Two male rhesus monkeys (J and M, 10 and 6 years old, BW=13 and 11 kg, respectively) were used. During the experiment, the animal’s head was fixed using a metal halo and a set of 4 titanium screws that were attached to the animal’s skull during an aseptic surgery (Kim et al. 2008). Animals performed the behavioral task described below while they were seated in a primate chair and faced a computer screen placed approximately 57 cm away from their eyes. The animal’s gaze was monitored using a video-based eye-tracking system at a sampling rate of 225 Hz (ET-49, Thomas Recording, Giessen, Germany). All procedures were approved by the Institutional Animal Care and Use Committee at Yale University and conformed to the Public Health Services Policy on Humane Care and Use of Laboratory Animals and the NIH Guide for the Care and Use of Laboratory Animals.

Behavioral task: intertemporal gambling task

Each trial began when the animal fixated on a white square (1°×1°) at the center of a computer screen (Fig. 1). After the animal maintained its fixation at the white square for 1 s (fore-period), two circular targets (diameter = 1°) were presented along the horizontal meridian, while the animal was required to continue its central fixation for another 1 s (cue period). At the end of the cue period, the central fixation target was extinguished, and the animal was required to shift its gaze towards one of the two targets within 1 s.

Fig. 1.

Fig. 1

Inter-temporal gambling task. Top, certain trials; bottom, uncertain trials. The animal was rewarded for correct performance in all certain trials, but only in 50% of uncertain trials when the animal chose the large reward.

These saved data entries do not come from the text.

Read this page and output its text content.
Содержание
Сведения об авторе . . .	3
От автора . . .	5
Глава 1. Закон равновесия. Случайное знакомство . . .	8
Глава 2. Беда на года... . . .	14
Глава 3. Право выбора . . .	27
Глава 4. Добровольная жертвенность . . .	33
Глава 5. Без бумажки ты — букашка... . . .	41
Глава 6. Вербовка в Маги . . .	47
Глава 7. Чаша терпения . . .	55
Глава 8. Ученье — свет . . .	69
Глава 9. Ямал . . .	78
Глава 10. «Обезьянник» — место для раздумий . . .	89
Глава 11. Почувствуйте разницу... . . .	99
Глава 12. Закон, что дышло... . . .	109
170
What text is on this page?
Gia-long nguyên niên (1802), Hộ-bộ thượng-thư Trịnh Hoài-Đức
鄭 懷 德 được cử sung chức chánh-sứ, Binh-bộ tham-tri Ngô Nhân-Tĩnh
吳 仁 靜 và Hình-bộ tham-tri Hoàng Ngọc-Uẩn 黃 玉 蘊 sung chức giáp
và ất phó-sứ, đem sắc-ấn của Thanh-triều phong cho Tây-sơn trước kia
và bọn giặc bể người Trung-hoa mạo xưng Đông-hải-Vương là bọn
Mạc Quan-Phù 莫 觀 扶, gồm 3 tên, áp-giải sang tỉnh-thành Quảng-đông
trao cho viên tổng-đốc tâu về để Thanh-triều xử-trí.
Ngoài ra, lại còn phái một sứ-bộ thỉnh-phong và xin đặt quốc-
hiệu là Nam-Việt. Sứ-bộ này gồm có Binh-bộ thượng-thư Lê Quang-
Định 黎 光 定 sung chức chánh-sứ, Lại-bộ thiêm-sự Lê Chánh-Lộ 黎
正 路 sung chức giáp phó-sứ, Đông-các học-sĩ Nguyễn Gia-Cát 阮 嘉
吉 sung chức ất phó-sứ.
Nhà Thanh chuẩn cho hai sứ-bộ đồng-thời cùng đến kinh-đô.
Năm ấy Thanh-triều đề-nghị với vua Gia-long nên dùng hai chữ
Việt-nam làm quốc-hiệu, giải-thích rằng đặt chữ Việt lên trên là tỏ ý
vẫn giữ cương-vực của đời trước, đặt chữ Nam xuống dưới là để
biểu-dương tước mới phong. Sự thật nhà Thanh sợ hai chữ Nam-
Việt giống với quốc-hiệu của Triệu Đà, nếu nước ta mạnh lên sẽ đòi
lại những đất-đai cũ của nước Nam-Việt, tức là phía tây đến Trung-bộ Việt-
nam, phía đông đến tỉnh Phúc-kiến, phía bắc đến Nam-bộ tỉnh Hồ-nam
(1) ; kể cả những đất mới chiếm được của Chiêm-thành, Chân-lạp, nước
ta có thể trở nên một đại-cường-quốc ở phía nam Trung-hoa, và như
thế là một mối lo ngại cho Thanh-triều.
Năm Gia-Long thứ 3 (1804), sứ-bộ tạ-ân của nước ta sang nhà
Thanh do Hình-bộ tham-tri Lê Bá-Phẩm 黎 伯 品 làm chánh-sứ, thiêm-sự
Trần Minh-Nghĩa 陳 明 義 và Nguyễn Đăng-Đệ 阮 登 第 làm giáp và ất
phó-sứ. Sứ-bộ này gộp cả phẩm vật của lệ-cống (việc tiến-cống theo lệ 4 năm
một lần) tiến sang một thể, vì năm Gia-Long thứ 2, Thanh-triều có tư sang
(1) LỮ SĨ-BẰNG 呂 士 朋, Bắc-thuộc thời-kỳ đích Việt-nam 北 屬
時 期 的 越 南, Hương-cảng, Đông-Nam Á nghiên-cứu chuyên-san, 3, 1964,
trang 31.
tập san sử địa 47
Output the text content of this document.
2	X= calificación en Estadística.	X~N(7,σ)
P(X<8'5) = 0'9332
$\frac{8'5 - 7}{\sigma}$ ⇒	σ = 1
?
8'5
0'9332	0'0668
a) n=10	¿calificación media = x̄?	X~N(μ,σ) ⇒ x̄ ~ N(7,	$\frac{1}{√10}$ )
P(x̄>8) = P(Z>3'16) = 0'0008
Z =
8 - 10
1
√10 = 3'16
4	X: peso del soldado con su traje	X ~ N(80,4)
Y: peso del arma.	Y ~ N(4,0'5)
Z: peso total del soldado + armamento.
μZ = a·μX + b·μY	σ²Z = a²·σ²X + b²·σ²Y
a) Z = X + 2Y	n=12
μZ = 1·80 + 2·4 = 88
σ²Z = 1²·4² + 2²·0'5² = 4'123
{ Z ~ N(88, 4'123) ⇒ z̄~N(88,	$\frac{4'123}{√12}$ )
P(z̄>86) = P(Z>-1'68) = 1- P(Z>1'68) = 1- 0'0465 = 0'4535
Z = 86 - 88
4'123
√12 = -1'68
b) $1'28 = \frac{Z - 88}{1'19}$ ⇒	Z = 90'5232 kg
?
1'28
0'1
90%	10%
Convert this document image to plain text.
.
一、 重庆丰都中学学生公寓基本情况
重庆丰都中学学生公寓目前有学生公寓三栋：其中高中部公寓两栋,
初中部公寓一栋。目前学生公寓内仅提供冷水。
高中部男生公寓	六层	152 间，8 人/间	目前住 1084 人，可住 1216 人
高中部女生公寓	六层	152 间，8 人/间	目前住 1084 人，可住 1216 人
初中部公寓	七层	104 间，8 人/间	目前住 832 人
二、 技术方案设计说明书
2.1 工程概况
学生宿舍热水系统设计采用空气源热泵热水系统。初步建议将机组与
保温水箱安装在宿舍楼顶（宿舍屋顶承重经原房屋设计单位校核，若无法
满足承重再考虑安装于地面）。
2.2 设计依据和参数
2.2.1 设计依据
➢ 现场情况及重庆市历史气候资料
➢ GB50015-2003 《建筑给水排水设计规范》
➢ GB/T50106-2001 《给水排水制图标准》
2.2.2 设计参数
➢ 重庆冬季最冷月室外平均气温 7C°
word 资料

There were two different types of trials. In “certain” trials (Fig. 1 top), one of the peripheral targets (TL) was red and always delivered a large reward (0.4 ml of apple juice) at the end of the trial when it was chosen by the animal, and the other target (TS) was green and always delivered a small reward (0.3 ml). In “uncertain” trials (Fig. 1 bottom), one of the peripheral targets was blue and delivered a large reward (0.4 ml) with the probability of 0.5 and no reward in the remaining trials, and the other target was green and always delivered a small reward (0.3 ml) as in the certain trials. In both types of trials, the delay between the time when the animal chose a peripheral target and the time of reward delivery was indicated by the number of small yellow disks surrounding each peripheral target (1.5 s/disk). This is referred to as reward delay, and was 0 or 3 s for the small reward, and 0, 3, 6, or 9 s for the large reward in both certain and uncertain trials. The inter-trial interval was 1 s after the animal chose the large reward, but the difference between the delays for small and large rewards was added to it after the animal chose the small reward, so that the onset of the next trial was not influenced by the animal’s choice. Within a block of 32 trials, each of 8 different combinations of reward delays was presented pseudo-randomly, twice for certain trials and twice for uncertain trials with the positions of small and large reward targets counter-balanced. For each daily session, the animals were allowed to perform the task until they were no longer willing to do so. The minimum number of blocks tested in a given daily session was 31 and 10 for monkeys J and M, respectively, and on average, monkeys J and M completed 1,344±193 and 646±190 trials/day (mean ± SD). The average duration of daily sessions was 219.5 ± 33.1 and 122.4 ± 18.6 minutes (mean ± SD) for monkeys J and M, respectively.

Pharmacology

On each testing day, each animal was injected intramuscularly with either guanfacine (0.2 mg/kg) dissolved in sterile saline (0.1 ml/kg) or just saline, 2 hours before the testing started. The dose of guanfacine used in this study was chosen because it has been previously shown to improve working memory performance in young adult rhesus monkeys (Franowicz and Arnsten 1998). This is also close to the dose ranged used to treat ADHD (Sallee et al. 2009). Each animal was tested for 5 weeks from Monday through Friday, and guanfacine was given once a week on Tuesday, Wednesday, or Thursday. Monkey J was tested during 5 consecutive weeks. Monkey M was first tested for 3 consecutive weeks, and for 2 additional weeks approximately 5 months later (Table 1). During the interim period, it was not tested in any other experiments. Monkey M was not tested on Monday during the first week, and on Friday of the 5th week. Accordingly, the total number of testing sessions was 25 and 23 for monkeys J and M.

Table 1.

Daily schedules for behavioral testing. S, saline; GFC, guanfacine; NT, no tested.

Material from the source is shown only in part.